La période de confinement, avec la fermeture de certains commerces au public (tels que les bars, restaurants) a fait naître une légitime inquiétude de ces entreprises, qui sont souvent de toutes petites entreprises, pour leur trésorerie, voire même leur avenir, en raison du maintien d’au moins une partie de leurs charges, dont leurs loyers commerciaux.
Sans aucune rentrée financière, devoir régler le loyer des locaux commerciaux peut être véritablement impossible, et la crainte du locataire est de voir résilié son bail s’il ne règle pas son loyer, dès lors que son propriétaire n’aurait pas accepté de suspendre volontaire le paiement de ce loyer pendant la fermeture.
Cette inquiétude est encore plus forte sachant qu’à ce jour, aucune date n’a été arrêtée pour la réouverture.
Des discussions ont lieu actuellement entre l’Etat et les représentants de la banche CHR, mais l’Etat pourra difficilement imposer à des propriétaires privés de renoncer au règlement des loyers.
Pour autant, certains évoquent la possibilité de se servir de notre droit des obligations et du principe d’exception d’inexécution qui a été intégré dans le Code Civil pour pouvoir fonder pour le preneur, le non-paiement des loyers.
L’idée est la suivante :
Le principe d’exception d’inexécution, maintenant inscrit aux articles 1219 et 1220 du Code civil, est de permettre, dans un contrat synallagmatique à une partie de refuser l’exécution de son obligation :
« une partie peut refuser d’exécuter son obligation, alors même que celle-ci est exigible, si l’autre n’exécute pas la sienne et si cette inexécution est suffisamment grave. »
« Une partie peut suspendre l’exécution de son obligation dès lors qu’il est manifeste que son cocontractant ne s’exécutera pas à l’échéance et que les conséquences de cette inexécution sont suffisamment graves pour elle »
Le bailleur est tenu à une obligation de délivrance et de jouissance paisible du preneur.
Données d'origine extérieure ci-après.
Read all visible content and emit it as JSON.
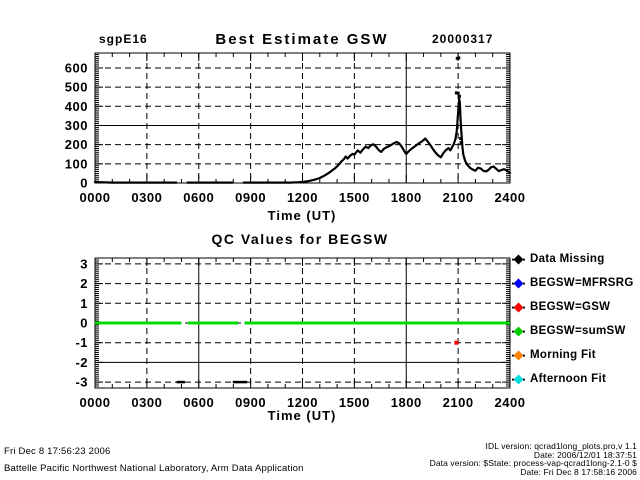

Il s’agit là d’une obligation essentielle du contrat, en contre partie de quoi le preneur est tenu au paiement du loyer.
Cette obligation de délivrance oblige le bailleur à délivrer un local permettant l’exploitation du commerce et que le preneur puisse jouir utilement et paisiblement de ce local pendant tout le contrat. Il s’agirait d’une obligation de résultat.
Pendant le confinement, du fait de la fermeture administrative des locaux, cette délivrance n’est plus assurée par le bailleur et il ne pourra revenir sur l’impossibilité de délivrer les lieux sur toute la période pendant laquelle la fermeture administrative a eu lieux.
Certes, cela n’est pas dû à une faute de sa part, et sa responsabilité contractuelle ne saurait être engagée.
Pour autant, la jurisprudence a pu admettre que l’absence de faute n’empêche pas l’absence de résultat promis, ce qui, en présence d’une obligation de résultat, caractérise la non-exécution de l’obligation.
Du fait du non-respect de cette obligation essentielle du bailleur, le preneur pourrait ainsi se prévaloir de cette situation pour considérer qu’il est lui-même libéré de sa propre obligation de règlement du loyer pendant cette période.
Une réserve peut néanmoins être relevée quant à la possibilité de celui tenu à une obligation de résultat, de s’exonérer de l’absence de réalisation de son obligation par le cas de force majeure. L’appréciation de la force majeure répond cependant à des conditions appréciées très strictement par la jurisprudence. Par ailleurs, si cela justifierait l’absence de faute du bailleur et de l’engagement de sa responsabilité contractuelle, cela n’empêcherait pas de faire jouer l’exception d’inexécution pour rétablir l’équilibre du contrat et des obligations réciproques, tant que le bailleur ne peut pas assurer sa propre obligation.